The EPA's report on fracking came out at the end of last week and most of the news reports suggested that the EPA had concluded that fracking was not a threat to our drinking water. Here, for example, is the original AP article. On Friday, the Intelligencer chose not to run the original AP article and instead featured a front page article written by staff reporter Casey Junkins. With the largest font on the front page, the headline proclaimed "EPA: Fracking No Water Threat." Junkin's article featured most of the same points as the AP article except that it did not include comments from groups that argued that the EPA was not saying that the water was necessarily safe. For example (from the AP article):
But Lauren Pagel, policy director of the environmental group Earthworks, said, “Today EPA confirmed what communities living with fracking have known for years: fracking pollutes drinking water.”
“Now the Obama administration, Congress and state governments must act on that information to protect our drinking water and stop perpetuating the oil and gas industry’s myth that fracking is safe,” she said.
Instead, the Junkins article included some additional quotes from industry sources.
On Friday a deputy EPA administrator appeared to question what the media was reporting about the study. According to the Charleston Gazette's Ken Ward Jr.:
Despite statements from industry officials and political leaders, U.S. Environmental Protection Agency officials say that their new study of the nation’s natural gas boom should not be described as proof that the nation’s water supplies are safe from hydraulic fracturing.

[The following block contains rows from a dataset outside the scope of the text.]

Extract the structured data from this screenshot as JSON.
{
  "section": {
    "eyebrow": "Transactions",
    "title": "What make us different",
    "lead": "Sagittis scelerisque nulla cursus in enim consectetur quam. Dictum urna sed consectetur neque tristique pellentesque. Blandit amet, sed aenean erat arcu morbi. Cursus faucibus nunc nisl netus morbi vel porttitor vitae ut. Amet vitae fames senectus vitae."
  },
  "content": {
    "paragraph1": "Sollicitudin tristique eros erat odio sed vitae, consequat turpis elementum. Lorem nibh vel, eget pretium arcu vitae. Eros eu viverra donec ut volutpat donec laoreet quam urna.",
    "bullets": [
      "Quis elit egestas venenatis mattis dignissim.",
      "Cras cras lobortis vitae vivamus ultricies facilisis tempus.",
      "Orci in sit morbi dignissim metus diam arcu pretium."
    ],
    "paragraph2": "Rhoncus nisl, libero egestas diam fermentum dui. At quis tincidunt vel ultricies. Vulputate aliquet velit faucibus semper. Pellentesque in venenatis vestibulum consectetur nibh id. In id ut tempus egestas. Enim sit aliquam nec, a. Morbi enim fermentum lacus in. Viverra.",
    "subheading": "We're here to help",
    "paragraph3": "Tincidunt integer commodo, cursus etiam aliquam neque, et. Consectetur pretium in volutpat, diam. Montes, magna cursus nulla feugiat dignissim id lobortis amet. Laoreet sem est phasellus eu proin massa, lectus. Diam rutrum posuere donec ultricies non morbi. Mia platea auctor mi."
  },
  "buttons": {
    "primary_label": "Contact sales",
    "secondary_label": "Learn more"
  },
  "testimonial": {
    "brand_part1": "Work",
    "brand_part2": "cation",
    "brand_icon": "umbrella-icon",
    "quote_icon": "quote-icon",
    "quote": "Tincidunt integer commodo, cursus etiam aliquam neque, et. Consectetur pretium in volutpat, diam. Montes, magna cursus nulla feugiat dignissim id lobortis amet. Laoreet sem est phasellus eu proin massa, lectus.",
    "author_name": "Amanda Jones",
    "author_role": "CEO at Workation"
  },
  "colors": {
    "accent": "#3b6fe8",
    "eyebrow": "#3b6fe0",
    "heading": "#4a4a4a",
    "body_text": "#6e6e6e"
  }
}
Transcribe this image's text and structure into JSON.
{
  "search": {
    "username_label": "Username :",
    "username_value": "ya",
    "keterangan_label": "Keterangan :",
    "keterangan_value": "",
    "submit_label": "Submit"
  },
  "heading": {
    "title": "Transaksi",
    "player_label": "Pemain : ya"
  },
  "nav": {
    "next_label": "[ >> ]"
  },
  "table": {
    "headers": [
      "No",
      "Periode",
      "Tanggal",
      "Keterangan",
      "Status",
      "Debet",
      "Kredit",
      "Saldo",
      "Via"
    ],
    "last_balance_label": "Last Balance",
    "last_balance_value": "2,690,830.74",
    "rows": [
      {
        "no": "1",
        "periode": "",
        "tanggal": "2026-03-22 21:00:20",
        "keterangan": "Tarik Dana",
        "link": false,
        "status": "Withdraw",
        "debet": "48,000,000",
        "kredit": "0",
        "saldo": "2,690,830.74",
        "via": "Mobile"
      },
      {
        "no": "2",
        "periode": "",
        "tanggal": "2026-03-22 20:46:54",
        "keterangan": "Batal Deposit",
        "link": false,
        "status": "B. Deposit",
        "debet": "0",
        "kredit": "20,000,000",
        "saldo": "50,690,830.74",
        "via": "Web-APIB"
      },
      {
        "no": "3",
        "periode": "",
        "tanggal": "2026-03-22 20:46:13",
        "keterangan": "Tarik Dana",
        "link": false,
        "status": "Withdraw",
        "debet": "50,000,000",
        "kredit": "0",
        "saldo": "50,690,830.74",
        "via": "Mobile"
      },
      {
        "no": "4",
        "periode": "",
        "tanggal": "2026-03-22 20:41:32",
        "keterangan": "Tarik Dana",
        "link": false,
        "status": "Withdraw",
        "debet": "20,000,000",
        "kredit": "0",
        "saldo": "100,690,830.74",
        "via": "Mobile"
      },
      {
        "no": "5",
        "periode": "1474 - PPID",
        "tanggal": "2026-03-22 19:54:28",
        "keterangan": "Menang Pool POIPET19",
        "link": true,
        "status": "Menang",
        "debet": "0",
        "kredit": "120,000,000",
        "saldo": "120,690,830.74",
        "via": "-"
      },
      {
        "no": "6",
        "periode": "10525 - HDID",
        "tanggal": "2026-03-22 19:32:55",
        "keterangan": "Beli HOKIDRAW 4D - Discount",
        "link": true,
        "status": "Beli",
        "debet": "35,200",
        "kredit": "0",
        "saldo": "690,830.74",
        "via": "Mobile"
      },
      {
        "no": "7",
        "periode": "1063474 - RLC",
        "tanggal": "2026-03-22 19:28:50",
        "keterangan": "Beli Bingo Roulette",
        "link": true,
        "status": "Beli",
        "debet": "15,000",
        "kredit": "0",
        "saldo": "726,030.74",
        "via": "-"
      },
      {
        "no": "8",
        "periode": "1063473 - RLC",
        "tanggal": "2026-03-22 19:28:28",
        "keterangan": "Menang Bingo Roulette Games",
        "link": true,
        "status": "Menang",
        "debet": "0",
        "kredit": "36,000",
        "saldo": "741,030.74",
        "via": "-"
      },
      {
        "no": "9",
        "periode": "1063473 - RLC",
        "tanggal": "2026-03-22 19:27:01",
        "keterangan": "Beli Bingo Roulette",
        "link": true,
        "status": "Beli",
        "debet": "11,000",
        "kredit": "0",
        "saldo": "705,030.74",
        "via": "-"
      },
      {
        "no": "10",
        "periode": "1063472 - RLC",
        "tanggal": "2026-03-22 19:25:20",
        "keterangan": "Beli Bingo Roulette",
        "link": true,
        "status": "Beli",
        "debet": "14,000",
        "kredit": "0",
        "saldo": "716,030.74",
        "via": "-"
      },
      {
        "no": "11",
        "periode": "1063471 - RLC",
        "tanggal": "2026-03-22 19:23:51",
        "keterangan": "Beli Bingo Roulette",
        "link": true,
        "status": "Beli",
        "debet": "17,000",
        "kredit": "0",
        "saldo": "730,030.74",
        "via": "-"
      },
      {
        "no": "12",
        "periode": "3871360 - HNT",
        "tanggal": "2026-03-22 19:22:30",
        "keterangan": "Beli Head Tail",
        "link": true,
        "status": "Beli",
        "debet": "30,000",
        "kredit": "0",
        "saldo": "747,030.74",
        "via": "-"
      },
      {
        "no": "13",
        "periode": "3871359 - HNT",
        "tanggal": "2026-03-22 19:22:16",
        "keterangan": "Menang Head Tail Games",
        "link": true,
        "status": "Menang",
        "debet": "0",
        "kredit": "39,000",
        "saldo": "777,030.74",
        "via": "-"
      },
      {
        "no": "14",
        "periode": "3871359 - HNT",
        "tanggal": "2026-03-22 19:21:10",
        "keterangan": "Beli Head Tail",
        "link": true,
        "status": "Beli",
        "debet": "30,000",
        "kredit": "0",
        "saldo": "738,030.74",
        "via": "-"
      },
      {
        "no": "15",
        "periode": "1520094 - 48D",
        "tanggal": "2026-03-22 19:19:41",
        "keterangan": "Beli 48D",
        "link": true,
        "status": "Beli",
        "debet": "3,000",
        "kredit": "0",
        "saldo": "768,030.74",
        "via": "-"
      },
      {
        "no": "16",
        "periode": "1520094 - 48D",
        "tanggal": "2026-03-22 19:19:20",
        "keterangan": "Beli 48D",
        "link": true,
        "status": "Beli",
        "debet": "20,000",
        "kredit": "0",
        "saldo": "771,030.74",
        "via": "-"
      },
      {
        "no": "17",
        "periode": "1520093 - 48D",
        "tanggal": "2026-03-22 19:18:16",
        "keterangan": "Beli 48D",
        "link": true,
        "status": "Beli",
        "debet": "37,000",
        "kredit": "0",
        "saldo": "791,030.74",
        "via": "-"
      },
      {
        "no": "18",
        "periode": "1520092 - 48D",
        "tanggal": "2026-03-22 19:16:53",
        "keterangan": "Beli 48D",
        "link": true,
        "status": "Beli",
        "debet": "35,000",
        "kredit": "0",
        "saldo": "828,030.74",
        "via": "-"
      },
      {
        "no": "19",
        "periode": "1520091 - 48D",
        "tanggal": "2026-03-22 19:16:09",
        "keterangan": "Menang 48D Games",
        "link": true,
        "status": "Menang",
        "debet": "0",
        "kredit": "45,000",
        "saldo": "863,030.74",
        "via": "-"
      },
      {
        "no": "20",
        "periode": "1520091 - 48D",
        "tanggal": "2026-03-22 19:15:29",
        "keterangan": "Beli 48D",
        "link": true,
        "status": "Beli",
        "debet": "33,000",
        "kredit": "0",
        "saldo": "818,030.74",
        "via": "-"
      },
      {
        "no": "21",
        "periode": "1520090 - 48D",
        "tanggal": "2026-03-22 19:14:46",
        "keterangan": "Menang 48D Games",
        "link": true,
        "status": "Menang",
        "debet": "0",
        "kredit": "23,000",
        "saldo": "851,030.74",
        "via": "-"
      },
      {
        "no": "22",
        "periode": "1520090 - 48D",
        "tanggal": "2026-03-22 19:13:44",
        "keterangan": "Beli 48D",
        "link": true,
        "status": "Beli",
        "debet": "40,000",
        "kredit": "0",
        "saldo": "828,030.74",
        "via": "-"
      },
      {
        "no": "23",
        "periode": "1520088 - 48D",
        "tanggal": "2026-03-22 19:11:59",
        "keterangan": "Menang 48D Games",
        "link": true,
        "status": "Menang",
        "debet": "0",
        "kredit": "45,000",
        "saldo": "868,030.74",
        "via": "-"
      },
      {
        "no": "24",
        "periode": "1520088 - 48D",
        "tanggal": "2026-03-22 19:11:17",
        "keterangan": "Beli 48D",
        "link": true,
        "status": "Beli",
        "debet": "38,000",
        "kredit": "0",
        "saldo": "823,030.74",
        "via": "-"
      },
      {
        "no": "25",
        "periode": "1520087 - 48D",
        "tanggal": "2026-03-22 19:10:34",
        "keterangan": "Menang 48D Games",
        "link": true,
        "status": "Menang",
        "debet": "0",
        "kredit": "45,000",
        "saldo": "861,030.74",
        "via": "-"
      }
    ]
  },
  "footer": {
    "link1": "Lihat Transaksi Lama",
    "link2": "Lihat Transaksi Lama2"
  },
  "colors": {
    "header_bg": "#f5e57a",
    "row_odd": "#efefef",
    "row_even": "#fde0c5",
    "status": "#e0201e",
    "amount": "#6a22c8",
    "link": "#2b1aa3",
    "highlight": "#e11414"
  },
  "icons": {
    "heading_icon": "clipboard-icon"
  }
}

“That is not the message of this report,” said EPA science advisor and deputy administrator Thomas A. Burke. “The message of this report is that we have identified vulnerabilities in the water system that are really important to know about and address to keep risks as low as possible.”
On Sunday, the AP put out another article on the report (that looks to be based on the Ward article) which seemed to back away from some of the conclusions drawn in the original article:
CHARLESTON, W.Va. (AP) — Despite statements from industry officials and political leaders, U.S. Environmental Protection Agency officials say their new study of the nation's natural gas boom should not be described as proof the nation's water supplies are safe from hydraulic fracturing.
The Charleston Gazette reports the EPA's science adviser and deputy administrator Thomas A. Burke says the message of the report is that vulnerabilities in the water have been identified and they are important to know about and address to keep risks as low as possible.
Burke made his comments in an interview on Friday, one day after the agency released its draft report.
Compared to the thousands of news sources that covered the original EPA story only 353 ran the AP clarification as of 9 PM Monday. (By the way, the Intelligencer did not publish the AP update although it was posted online).
Friday's front-page headline that fracking is not a threat to our drinking water is what most Americans will remember about this story. That's too bad -- the study's real conclusions appear to be much more nuanced. What can I say? This problem is not just confined to our local "newspapers." Simply put, America's mass media did a poor job of covering this story.